Sandy Springs, GA. is a medium sized city in Georgia, almost 100,000 people live there. It used to be an unincorporated and it eventually became a city.
Instead of hiring or keeping city employees, they privatized just about everything except some city administrators and the police and fire departments.
Here is there story:
I can verify that sometimes outsourcing is best.
At the school I teach at, we had a water/coolant pipe break about 6 or more weeks ago. Because of the pipe breaking about 6 classrooms were flooded and unusable.
The first weekend, CCSD hired a private company to clean up the hazardous materials from the pipe and then turned the clean up and fixing the flooded areas to CCSD employees.
Since the work has been turned over to CCSD employees, the classrooms that were flooded are still not in use. We rarely see any employees working now. Some of the classrooms effected include art and photography classes but now, these teachers have been in portable classrooms and unable to teach the subjects they are supposed to teach.

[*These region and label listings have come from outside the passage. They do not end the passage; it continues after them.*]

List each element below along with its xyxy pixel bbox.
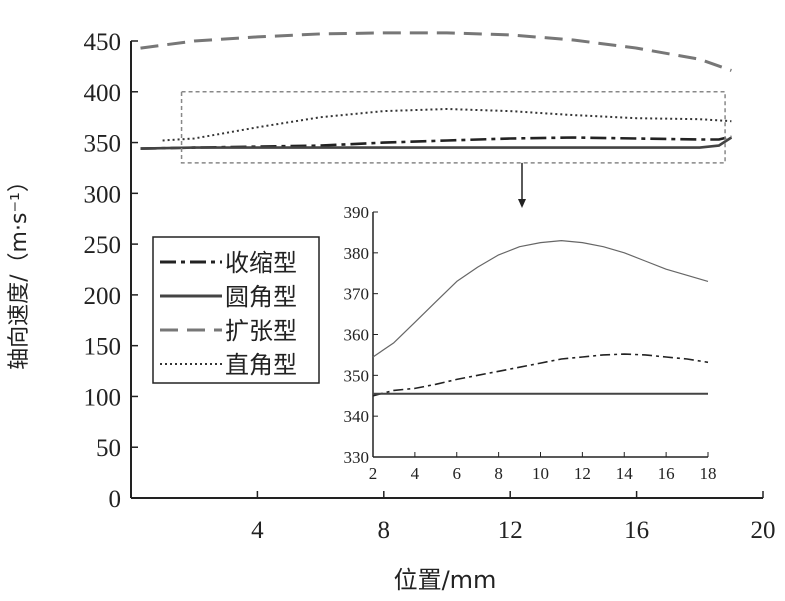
inset-x-tick-label: 4 (411, 464, 420, 483)
zoom-box (180, 91, 726, 164)
legend-label: 扩张型 (225, 317, 297, 345)
y-tick-label: 250 (84, 232, 122, 259)
inset-y-tick-label: 390 (344, 203, 370, 222)
main-line-series-1 (140, 136, 733, 150)
legend-label: 收缩型 (225, 249, 297, 277)
y-axis-label: 轴向速度/（m·s⁻¹） (7, 170, 32, 370)
legend-label: 直角型 (225, 351, 297, 379)
inset-y-tick-label: 350 (344, 366, 370, 385)
inset-line-series-0 (372, 240, 709, 358)
inset-plot: 330 340 350 360 370 380 390 2 4 6 8 10 12 14 16 18 (344, 203, 717, 483)
y-tick-label: 0 (109, 486, 122, 513)
y-tick-label: 200 (84, 283, 122, 310)
legend-box (152, 236, 320, 384)
main-line-series-2 (140, 31, 732, 72)
zoom-indicator (180, 91, 726, 208)
x-tick-label: 4 (251, 517, 264, 544)
inset-x-tick-label: 6 (453, 464, 462, 483)
main-plot: 0 50 100 150 200 250 300 350 400 450 4 8 12 16 20 (84, 29, 776, 544)
legend-label: 圆角型 (225, 283, 297, 311)
x-axis-label: 位置/mm (394, 566, 497, 594)
inset-series (372, 240, 709, 397)
x-tick-label: 12 (498, 517, 523, 544)
inset-background (373, 212, 708, 457)
inset-axes: 330 340 350 360 370 380 390 2 4 6 8 10 12 14 16 18 (344, 203, 717, 483)
y-tick-label: 300 (84, 181, 122, 208)
zoom-arrow-head (518, 199, 526, 208)
main-line-series-3 (162, 108, 732, 142)
main-axes: 0 50 100 150 200 250 300 350 400 450 4 8 12 16 20 (84, 29, 776, 544)
y-tick-label: 100 (84, 384, 122, 411)
inset-x-tick-label: 14 (616, 464, 634, 483)
y-tick-label: 450 (84, 29, 122, 56)
main-series (140, 31, 733, 150)
y-tick-label: 400 (84, 80, 122, 107)
inset-x-tick-label: 8 (494, 464, 503, 483)
inset-x-tick-label: 12 (574, 464, 591, 483)
inset-y-tick-label: 330 (344, 448, 370, 467)
inset-y-tick-label: 380 (344, 244, 370, 263)
inset-line-series-1 (372, 353, 709, 397)
inset-x-tick-label: 18 (700, 464, 717, 483)
inset-x-tick-label: 16 (658, 464, 675, 483)
inset-y-tick-label: 360 (344, 326, 370, 345)
y-tick-label: 50 (96, 435, 121, 462)
x-tick-label: 16 (624, 517, 649, 544)
x-tick-label: 20 (751, 517, 776, 544)
y-tick-label: 150 (84, 334, 122, 361)
inset-x-tick-label: 2 (369, 464, 378, 483)
y-tick-label: 350 (84, 131, 122, 158)
x-tick-label: 8 (378, 517, 391, 544)
inset-y-tick-label: 340 (344, 407, 370, 426)
inset-y-tick-label: 370 (344, 285, 370, 304)
main-line-series-0 (140, 135, 732, 150)
inset-x-tick-label: 10 (532, 464, 549, 483)
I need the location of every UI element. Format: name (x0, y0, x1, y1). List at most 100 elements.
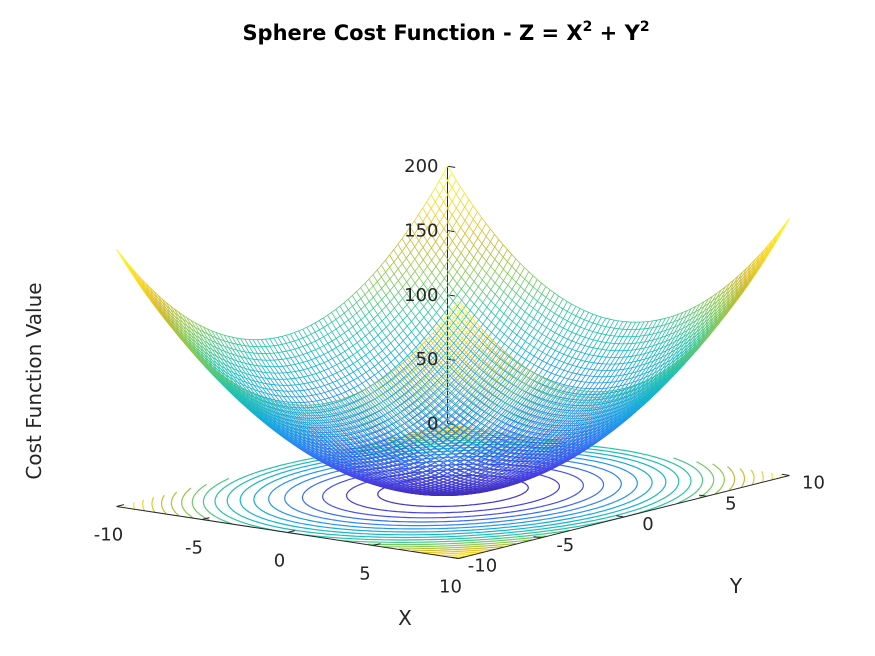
mesh-line (554, 305, 560, 314)
mesh-line (441, 384, 447, 390)
mesh-line (499, 333, 505, 341)
mesh-line (488, 416, 494, 422)
mesh-line (492, 404, 498, 411)
mesh-line (423, 283, 429, 291)
mesh-line (597, 349, 603, 357)
mesh-line (669, 326, 675, 330)
mesh-line (457, 351, 463, 358)
mesh-line (578, 431, 583, 437)
mesh-line (477, 274, 483, 281)
mesh-line (606, 381, 612, 389)
mesh-line (764, 253, 770, 261)
mesh-line (614, 328, 619, 337)
mesh-line (529, 361, 535, 366)
mesh-line (420, 370, 426, 377)
mesh-line (631, 349, 637, 357)
mesh-line (640, 353, 646, 361)
mesh-line (691, 331, 697, 339)
mesh-line (490, 234, 495, 242)
mesh-line (487, 357, 493, 362)
mesh-line (443, 180, 448, 188)
mesh-line (482, 334, 488, 339)
mesh-line (406, 315, 412, 322)
mesh-line (439, 260, 445, 267)
mesh-line (458, 392, 464, 397)
mesh-line (411, 351, 417, 358)
mesh-line (508, 340, 514, 348)
mesh-line (456, 283, 462, 290)
mesh-line (490, 241, 496, 248)
mesh-line (415, 332, 421, 338)
mesh-line (563, 336, 568, 340)
mesh-line (423, 327, 429, 334)
mesh-line (500, 358, 505, 363)
mesh-line (431, 260, 437, 267)
contour-line (214, 441, 692, 541)
mesh-line (567, 357, 573, 365)
mesh-line (602, 376, 608, 384)
mesh-line (648, 345, 654, 353)
mesh-line (594, 399, 600, 406)
mesh-line (674, 329, 679, 333)
mesh-line (607, 392, 612, 394)
mesh-line (546, 320, 551, 328)
mesh-line (439, 272, 445, 279)
mesh-line (348, 316, 353, 321)
mesh-line (606, 376, 612, 383)
mesh-line (539, 423, 545, 429)
mesh-line (567, 331, 573, 340)
mesh-line (627, 349, 633, 358)
mesh-line (318, 317, 324, 321)
mesh-line (593, 363, 599, 371)
mesh-line (449, 371, 455, 377)
mesh-line (459, 431, 464, 436)
contour-line (696, 461, 715, 499)
contour-plot (124, 424, 782, 558)
mesh-line (700, 321, 706, 330)
mesh-line (534, 388, 540, 391)
mesh-line (347, 295, 353, 300)
mesh-line (580, 360, 586, 368)
mesh-line (443, 194, 449, 202)
mesh-line (421, 422, 426, 426)
mesh-line (407, 336, 412, 343)
mesh-line (640, 335, 645, 337)
mesh-line (687, 338, 693, 346)
mesh-line (419, 306, 425, 312)
mesh-line (419, 283, 424, 290)
mesh-line (623, 362, 629, 370)
mesh-line (462, 356, 467, 362)
mesh-line (611, 396, 617, 403)
mesh-line (515, 282, 521, 287)
mesh-line (648, 350, 654, 358)
mesh-line (524, 321, 530, 326)
mesh-line (465, 316, 471, 322)
mesh-line (542, 360, 548, 364)
mesh-line (452, 253, 458, 260)
mesh-line (575, 335, 581, 343)
mesh-line (508, 356, 514, 361)
mesh-line (549, 289, 555, 294)
mesh-line (420, 407, 426, 412)
mesh-line (453, 332, 459, 339)
mesh-line (474, 355, 480, 360)
mesh-line (580, 368, 586, 375)
mesh-line (434, 201, 440, 209)
mesh-line (425, 411, 430, 416)
mesh-line (653, 344, 658, 352)
mesh-line (574, 436, 579, 441)
mesh-line (490, 311, 496, 317)
mesh-line (491, 321, 496, 327)
mesh-line (460, 200, 466, 208)
mesh-line (419, 352, 425, 358)
mesh-line (572, 380, 578, 388)
mesh-line (580, 367, 586, 369)
mesh-line (592, 322, 598, 325)
mesh-line (610, 369, 616, 377)
mesh-line (432, 333, 438, 339)
mesh-line (527, 446, 533, 451)
mesh-line (477, 217, 483, 226)
mesh-line (427, 317, 433, 324)
mesh-line (394, 358, 400, 364)
mesh-line (509, 414, 515, 420)
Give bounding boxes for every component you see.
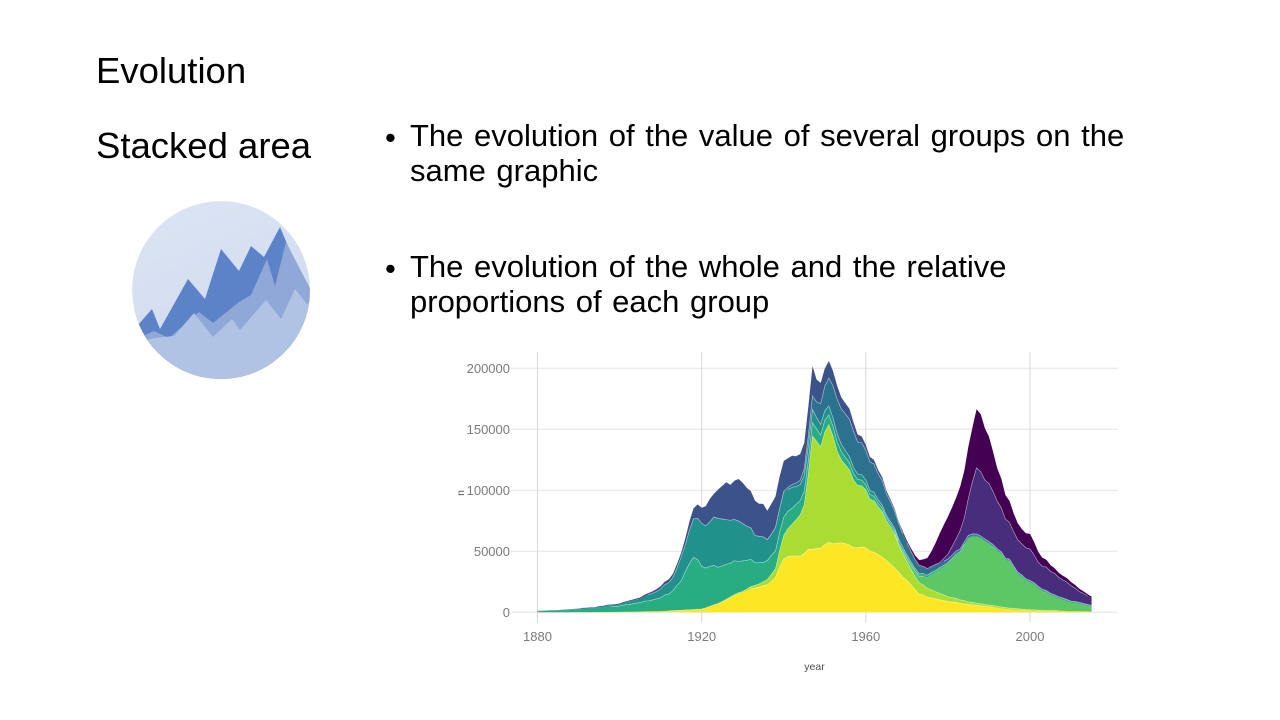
svg-text:n: n (455, 490, 467, 496)
svg-text:year: year (804, 661, 825, 673)
svg-text:1880: 1880 (523, 629, 552, 644)
svg-text:1960: 1960 (851, 629, 880, 644)
svg-text:100000: 100000 (467, 483, 510, 498)
svg-text:150000: 150000 (467, 422, 510, 437)
svg-text:2000: 2000 (1016, 629, 1045, 644)
svg-text:200000: 200000 (467, 361, 510, 376)
svg-text:1920: 1920 (687, 629, 716, 644)
svg-text:0: 0 (503, 605, 510, 620)
svg-text:50000: 50000 (474, 544, 510, 559)
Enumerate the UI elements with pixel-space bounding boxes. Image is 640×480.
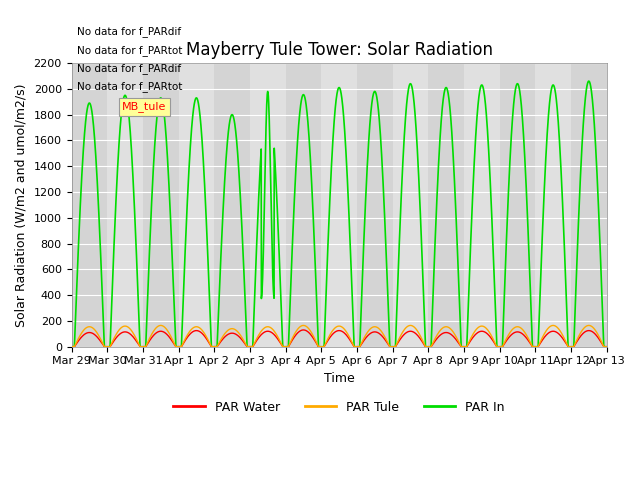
Legend: PAR Water, PAR Tule, PAR In: PAR Water, PAR Tule, PAR In xyxy=(168,396,510,419)
Bar xyxy=(143,63,179,347)
Bar xyxy=(321,63,357,347)
X-axis label: Time: Time xyxy=(324,372,355,385)
Bar xyxy=(72,63,108,347)
Text: No data for f_PARtot: No data for f_PARtot xyxy=(77,45,182,56)
Bar xyxy=(607,63,640,347)
Bar xyxy=(214,63,250,347)
Text: No data for f_PARdif: No data for f_PARdif xyxy=(77,26,181,37)
Title: Mayberry Tule Tower: Solar Radiation: Mayberry Tule Tower: Solar Radiation xyxy=(186,41,493,59)
Bar xyxy=(535,63,571,347)
Bar xyxy=(179,63,214,347)
Text: No data for f_PARdif: No data for f_PARdif xyxy=(77,63,181,74)
Text: MB_tule: MB_tule xyxy=(122,101,167,112)
Bar xyxy=(285,63,321,347)
Bar xyxy=(250,63,285,347)
Bar xyxy=(357,63,392,347)
Bar xyxy=(428,63,464,347)
Bar xyxy=(571,63,607,347)
Bar xyxy=(108,63,143,347)
Y-axis label: Solar Radiation (W/m2 and umol/m2/s): Solar Radiation (W/m2 and umol/m2/s) xyxy=(15,83,28,326)
Text: No data for f_PARtot: No data for f_PARtot xyxy=(77,82,182,92)
Bar xyxy=(392,63,428,347)
Bar xyxy=(500,63,535,347)
Bar xyxy=(464,63,500,347)
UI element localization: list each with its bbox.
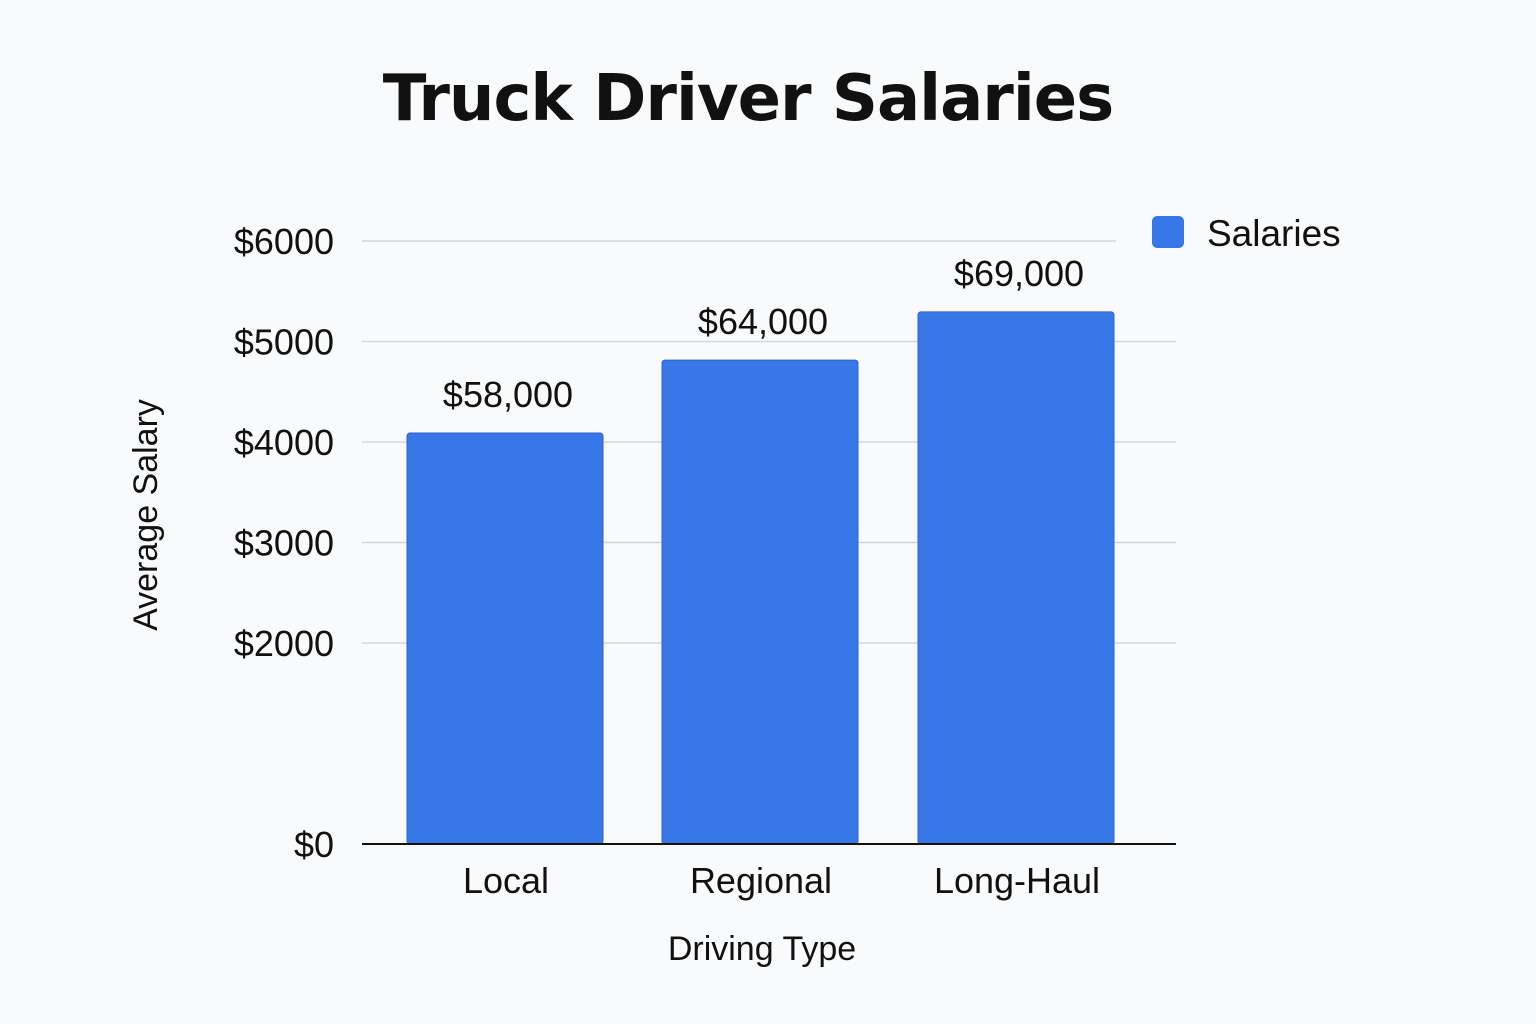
x-tick-label: Regional — [690, 860, 832, 901]
y-axis-title: Average Salary — [127, 399, 165, 631]
data-label: $69,000 — [954, 253, 1084, 294]
x-tick-label: Long-Haul — [934, 860, 1100, 901]
x-tick-label: Local — [463, 860, 549, 901]
legend: Salaries — [1152, 213, 1341, 254]
data-label: $64,000 — [698, 301, 828, 342]
x-axis-ticks: Local Regional Long-Haul — [463, 860, 1100, 901]
x-axis-title: Driving Type — [668, 930, 856, 968]
bar — [661, 359, 859, 845]
y-tick-label: $4000 — [234, 422, 334, 463]
y-axis-ticks: $0 $2000 $3000 $4000 $5000 $6000 — [234, 221, 334, 865]
y-tick-label: $0 — [294, 824, 334, 865]
data-labels: $58,000 $64,000 $69,000 — [443, 253, 1084, 415]
bar — [917, 311, 1115, 845]
y-tick-label: $6000 — [234, 221, 334, 262]
y-tick-label: $2000 — [234, 623, 334, 664]
chart-title: Truck Driver Salaries — [382, 62, 1115, 136]
bar — [406, 432, 604, 845]
y-tick-label: $5000 — [234, 322, 334, 363]
bars — [406, 311, 1115, 845]
y-tick-label: $3000 — [234, 523, 334, 564]
legend-label: Salaries — [1207, 213, 1341, 254]
data-label: $58,000 — [443, 374, 573, 415]
legend-swatch — [1152, 216, 1184, 248]
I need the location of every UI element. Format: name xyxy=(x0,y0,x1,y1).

However, if CCSD outsourced this project sector, like painters, plumbers, cleaners etc, this project, more than likely, would have been finished and probably finished several weeks ago.
But because CCSD has to rely on CCSD employees and union rules, these classrooms, which are essential in teaching the students photography, ceramics, special education vocational training and more, the rehabbing of the rooms are still not ready to go, over 6 weeks after the accident and we don't know when the classrooms will be ready.
So, maybe government agencies may need to outsource some jobs or hire contractors that will actually do the job in a timely manner.